Accuracies were measured by counting the percentages of correct labels. For instance, if we only consider the “Audiences" of one outreach event, 11 possible types of audiences can be associated with this event, and the correct labeling is audience type 3, type 4, and type 5. But if our model only labels type 3 and type 4 for this event, it gets an accuracy of 10/11, because it only labels type 5 wrong. All the other labels are either correct labeled (type 3 and 4) or correct unlabeled (type 1,2,6,7,8,9,10,11). Some people might argue that if this model did not label anything to each event, the accuracy would still be high, because the model correctly “unlabeled” many labels. This is true, but it does not mean that our C-SVM models are not good.

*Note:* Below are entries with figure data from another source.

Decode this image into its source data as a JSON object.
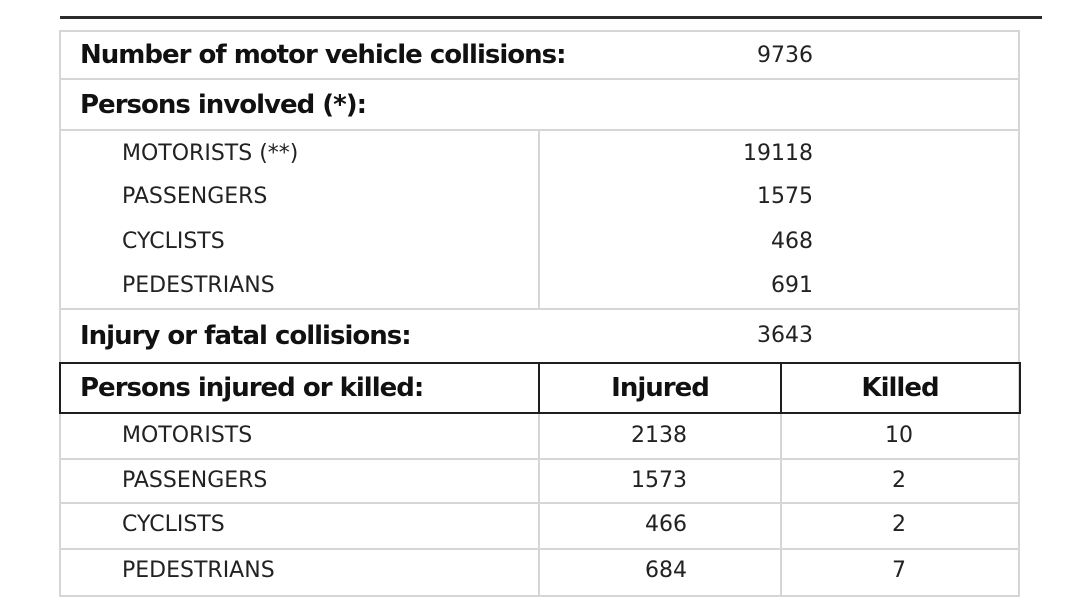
{
  "summary": {
    "collisions_label": "Number of motor vehicle collisions:",
    "collisions_value": "9736",
    "persons_involved_label": "Persons involved (*):",
    "injury_fatal_label": "Injury or fatal collisions:",
    "injury_fatal_value": "3643"
  },
  "involved": [
    {
      "label": "MOTORISTS (**)",
      "value": "19118"
    },
    {
      "label": "PASSENGERS",
      "value": "1575"
    },
    {
      "label": "CYCLISTS",
      "value": "468"
    },
    {
      "label": "PEDESTRIANS",
      "value": "691"
    }
  ],
  "casualties": {
    "header_label": "Persons injured or killed:",
    "injured_header": "Injured",
    "killed_header": "Killed",
    "rows": [
      {
        "label": "MOTORISTS",
        "injured": "2138",
        "killed": "10"
      },
      {
        "label": "PASSENGERS",
        "injured": "1573",
        "killed": "2"
      },
      {
        "label": "CYCLISTS",
        "injured": "466",
        "killed": "2"
      },
      {
        "label": "PEDESTRIANS",
        "injured": "684",
        "killed": "7"
      }
    ]
  }
}
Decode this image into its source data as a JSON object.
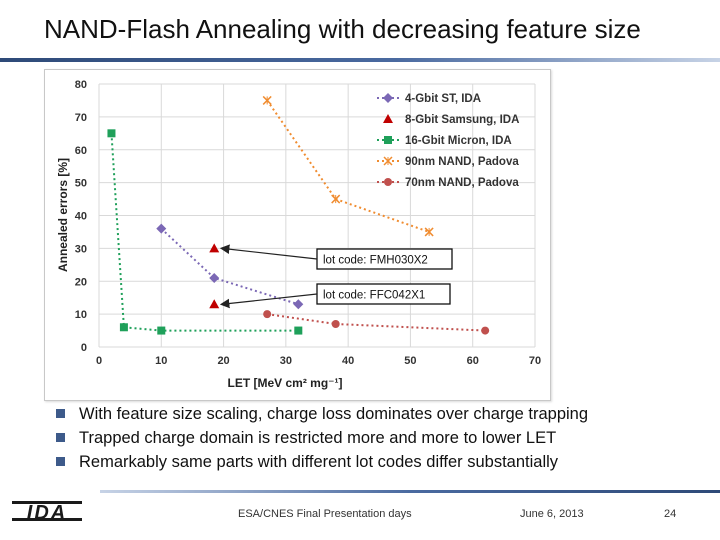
{
  "slide": {
    "title": "NAND-Flash Annealing with decreasing feature size",
    "bullets": [
      "With feature size scaling, charge loss dominates over charge trapping",
      "Trapped charge domain is restricted more and more to lower LET",
      "Remarkably same parts with different lot codes differ substantially"
    ],
    "footer": {
      "logo_text": "IDA",
      "center": "ESA/CNES Final Presentation days",
      "date": "June 6, 2013",
      "page": "24"
    }
  },
  "chart_data": {
    "type": "scatter",
    "xlabel": "LET [MeV cm² mg⁻¹]",
    "ylabel": "Annealed errors [%]",
    "xlim": [
      0,
      70
    ],
    "ylim": [
      0,
      80
    ],
    "xticks": [
      0,
      10,
      20,
      30,
      40,
      50,
      60,
      70
    ],
    "yticks": [
      0,
      10,
      20,
      30,
      40,
      50,
      60,
      70,
      80
    ],
    "grid": true,
    "legend_position": "top-right",
    "series": [
      {
        "name": "4-Gbit ST, IDA",
        "color": "#7b68b5",
        "marker": "diamond",
        "line": "dotted",
        "points": [
          [
            10,
            36
          ],
          [
            18.5,
            21
          ],
          [
            32,
            13
          ]
        ]
      },
      {
        "name": "8-Gbit Samsung, IDA",
        "color": "#c00000",
        "marker": "triangle",
        "line": "none",
        "points": [
          [
            18.5,
            30
          ],
          [
            18.5,
            13
          ]
        ]
      },
      {
        "name": "16-Gbit Micron, IDA",
        "color": "#1fa05a",
        "marker": "square",
        "line": "dotted",
        "points": [
          [
            2,
            65
          ],
          [
            4,
            6
          ],
          [
            10,
            5
          ],
          [
            32,
            5
          ]
        ]
      },
      {
        "name": "90nm NAND, Padova",
        "color": "#f08c30",
        "marker": "x",
        "line": "dotted",
        "points": [
          [
            27,
            75
          ],
          [
            38,
            45
          ],
          [
            53,
            35
          ]
        ]
      },
      {
        "name": "70nm NAND, Padova",
        "color": "#c0504d",
        "marker": "circle",
        "line": "dotted",
        "points": [
          [
            27,
            10
          ],
          [
            38,
            7
          ],
          [
            62,
            5
          ]
        ]
      }
    ],
    "annotations": [
      {
        "text": "lot code: FMH030X2",
        "arrow_to": [
          18.5,
          30
        ]
      },
      {
        "text": "lot code: FFC042X1",
        "arrow_to": [
          18.5,
          13
        ]
      }
    ]
  }
}
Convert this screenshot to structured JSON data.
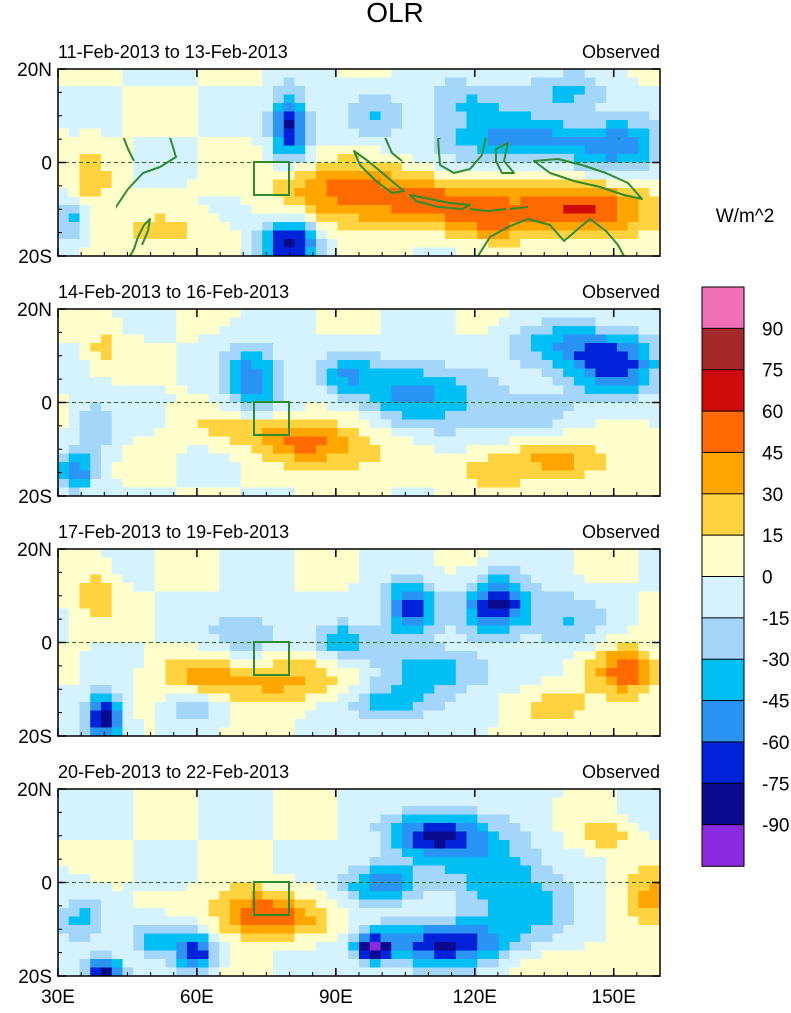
{
  "chart_data": {
    "type": "heatmap",
    "title": "OLR",
    "units": "W/m^2",
    "colorbar": {
      "boundaries": [
        -90,
        -75,
        -60,
        -45,
        -30,
        -15,
        0,
        15,
        30,
        45,
        60,
        75,
        90
      ],
      "labels": [
        "90",
        "75",
        "60",
        "45",
        "30",
        "15",
        "0",
        "-15",
        "-30",
        "-45",
        "-60",
        "-75",
        "-90"
      ],
      "colors": [
        "#f06fb6",
        "#a5292b",
        "#d00b0b",
        "#ff6a00",
        "#ffa500",
        "#ffd33f",
        "#ffffcc",
        "#d5f3ff",
        "#a4d6fb",
        "#00bff5",
        "#2a94f5",
        "#0022d8",
        "#0a0a8e",
        "#8a2be2"
      ]
    },
    "x_ticks": [
      "30E",
      "60E",
      "90E",
      "120E",
      "150E"
    ],
    "x_tick_values": [
      30,
      60,
      90,
      120,
      150
    ],
    "xlim": [
      30,
      160
    ],
    "y_ticks": [
      "20N",
      "0",
      "20S"
    ],
    "y_tick_values": [
      20,
      0,
      -20
    ],
    "ylim": [
      -20,
      20
    ],
    "box_region": {
      "lon": [
        72,
        80
      ],
      "lat": [
        -7,
        7
      ]
    },
    "panels": [
      {
        "period": "11-Feb-2013 to 13-Feb-2013",
        "label": "Observed",
        "blobs": [
          {
            "lon": 145,
            "lat": -10,
            "v": 55,
            "rx": 16,
            "ry": 6
          },
          {
            "lon": 115,
            "lat": -8,
            "v": 40,
            "rx": 20,
            "ry": 5
          },
          {
            "lon": 90,
            "lat": -4,
            "v": 35,
            "rx": 14,
            "ry": 5
          },
          {
            "lon": 96,
            "lat": -10,
            "v": 25,
            "rx": 16,
            "ry": 6
          },
          {
            "lon": 123,
            "lat": -13,
            "v": 35,
            "rx": 9,
            "ry": 4
          },
          {
            "lon": 37,
            "lat": -5,
            "v": 25,
            "rx": 5,
            "ry": 7
          },
          {
            "lon": 52,
            "lat": -15,
            "v": 20,
            "rx": 12,
            "ry": 4
          },
          {
            "lon": 80,
            "lat": 8,
            "v": -80,
            "rx": 4,
            "ry": 7
          },
          {
            "lon": 80,
            "lat": -17,
            "v": -85,
            "rx": 6,
            "ry": 5
          },
          {
            "lon": 130,
            "lat": 5,
            "v": -55,
            "rx": 16,
            "ry": 5
          },
          {
            "lon": 152,
            "lat": 3,
            "v": -50,
            "rx": 9,
            "ry": 6
          },
          {
            "lon": 118,
            "lat": 13,
            "v": -30,
            "rx": 10,
            "ry": 5
          },
          {
            "lon": 98,
            "lat": 10,
            "v": -25,
            "rx": 7,
            "ry": 6
          },
          {
            "lon": 33,
            "lat": -12,
            "v": -35,
            "rx": 4,
            "ry": 5
          },
          {
            "lon": 140,
            "lat": 15,
            "v": -35,
            "rx": 9,
            "ry": 4
          }
        ]
      },
      {
        "period": "14-Feb-2013 to 16-Feb-2013",
        "label": "Observed",
        "blobs": [
          {
            "lon": 150,
            "lat": 8,
            "v": -65,
            "rx": 10,
            "ry": 7
          },
          {
            "lon": 138,
            "lat": 12,
            "v": -40,
            "rx": 10,
            "ry": 5
          },
          {
            "lon": 72,
            "lat": 5,
            "v": -60,
            "rx": 6,
            "ry": 7
          },
          {
            "lon": 104,
            "lat": 3,
            "v": -40,
            "rx": 10,
            "ry": 6
          },
          {
            "lon": 92,
            "lat": 6,
            "v": -35,
            "rx": 6,
            "ry": 5
          },
          {
            "lon": 115,
            "lat": 0,
            "v": -25,
            "rx": 12,
            "ry": 8
          },
          {
            "lon": 130,
            "lat": -3,
            "v": -25,
            "rx": 10,
            "ry": 5
          },
          {
            "lon": 34,
            "lat": -15,
            "v": -50,
            "rx": 4,
            "ry": 4
          },
          {
            "lon": 38,
            "lat": -5,
            "v": -30,
            "rx": 4,
            "ry": 7
          },
          {
            "lon": 82,
            "lat": -8,
            "v": 40,
            "rx": 10,
            "ry": 4
          },
          {
            "lon": 92,
            "lat": -11,
            "v": 25,
            "rx": 12,
            "ry": 5
          },
          {
            "lon": 70,
            "lat": -5,
            "v": 20,
            "rx": 12,
            "ry": 4
          },
          {
            "lon": 138,
            "lat": -12,
            "v": 30,
            "rx": 14,
            "ry": 5
          },
          {
            "lon": 123,
            "lat": -15,
            "v": 25,
            "rx": 7,
            "ry": 4
          },
          {
            "lon": 40,
            "lat": 12,
            "v": 20,
            "rx": 4,
            "ry": 5
          }
        ]
      },
      {
        "period": "17-Feb-2013 to 19-Feb-2013",
        "label": "Observed",
        "blobs": [
          {
            "lon": 125,
            "lat": 8,
            "v": -80,
            "rx": 7,
            "ry": 6
          },
          {
            "lon": 106,
            "lat": 7,
            "v": -70,
            "rx": 6,
            "ry": 6
          },
          {
            "lon": 92,
            "lat": 0,
            "v": -45,
            "rx": 6,
            "ry": 4
          },
          {
            "lon": 112,
            "lat": -6,
            "v": -40,
            "rx": 12,
            "ry": 5
          },
          {
            "lon": 102,
            "lat": -13,
            "v": -40,
            "rx": 9,
            "ry": 4
          },
          {
            "lon": 40,
            "lat": -16,
            "v": -85,
            "rx": 4,
            "ry": 5
          },
          {
            "lon": 140,
            "lat": 5,
            "v": -30,
            "rx": 8,
            "ry": 6
          },
          {
            "lon": 70,
            "lat": 2,
            "v": -30,
            "rx": 8,
            "ry": 5
          },
          {
            "lon": 60,
            "lat": -14,
            "v": -30,
            "rx": 5,
            "ry": 3
          },
          {
            "lon": 153,
            "lat": -6,
            "v": 55,
            "rx": 7,
            "ry": 5
          },
          {
            "lon": 77,
            "lat": -8,
            "v": 35,
            "rx": 14,
            "ry": 5
          },
          {
            "lon": 60,
            "lat": -7,
            "v": 25,
            "rx": 9,
            "ry": 4
          },
          {
            "lon": 38,
            "lat": 10,
            "v": 25,
            "rx": 5,
            "ry": 6
          },
          {
            "lon": 140,
            "lat": -14,
            "v": 20,
            "rx": 10,
            "ry": 5
          }
        ]
      },
      {
        "period": "20-Feb-2013 to 22-Feb-2013",
        "label": "Observed",
        "blobs": [
          {
            "lon": 114,
            "lat": -13,
            "v": -75,
            "rx": 14,
            "ry": 5
          },
          {
            "lon": 98,
            "lat": -14,
            "v": -85,
            "rx": 4,
            "ry": 3
          },
          {
            "lon": 112,
            "lat": 10,
            "v": -80,
            "rx": 10,
            "ry": 5
          },
          {
            "lon": 100,
            "lat": 0,
            "v": -60,
            "rx": 8,
            "ry": 4
          },
          {
            "lon": 125,
            "lat": 2,
            "v": -45,
            "rx": 10,
            "ry": 8
          },
          {
            "lon": 135,
            "lat": -6,
            "v": -30,
            "rx": 10,
            "ry": 6
          },
          {
            "lon": 40,
            "lat": -19,
            "v": -85,
            "rx": 4,
            "ry": 3
          },
          {
            "lon": 60,
            "lat": -15,
            "v": -70,
            "rx": 4,
            "ry": 4
          },
          {
            "lon": 52,
            "lat": -12,
            "v": -40,
            "rx": 6,
            "ry": 4
          },
          {
            "lon": 35,
            "lat": -8,
            "v": -30,
            "rx": 5,
            "ry": 6
          },
          {
            "lon": 72,
            "lat": -6,
            "v": 45,
            "rx": 9,
            "ry": 5
          },
          {
            "lon": 80,
            "lat": -8,
            "v": 25,
            "rx": 12,
            "ry": 4
          },
          {
            "lon": 158,
            "lat": -4,
            "v": 40,
            "rx": 6,
            "ry": 6
          },
          {
            "lon": 148,
            "lat": 10,
            "v": 25,
            "rx": 6,
            "ry": 3
          },
          {
            "lon": 140,
            "lat": -18,
            "v": 20,
            "rx": 10,
            "ry": 4
          }
        ]
      }
    ]
  }
}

Because if we set the output of our models to be all zeros, we got an accuracy of 78.1% for labeling the “Project Tags”, an accuracy of 77.3% for labeling the “Audiences”, and an accuracy of 77.5% for labeling the “Goals”. We also measured that 51.6% of events have all the “Project Tags” correctly labeled, 51.2% of events have all the “Audiences” correctly labeled, and 50.9% of events have all the “Goals” correctly labeled. Thus, our models do recognize important features within the text and assign accurate labels.

Final Results

After cleaning up the event descriptions collected by our web scraper and performing word embedding for them, we could use our learning models to label these autonomously collected data. The figure below shows some raw data generated by machine learning. Select year 2018 from the left menu to see all the data provided by web scraping and machine learning.

Future Considerations

There are ways to further improve the multi-label classification accuracies. For example, if we have more data to train our deep learning models and find better ways to construct different layers, we can achieve much higher accuracy than the current neural network models do. Besides, advanced embedding models (e.g. GloVe and continuous bag-of-words) usually work better than simple models such as bag-of-words and TF-IDF. We did not choose advanced models because they took a very long time to embed descriptions and train our learning models. But, given more time to study advanced embedding models and optimize our implementations, we are confident that we can speed up the training process.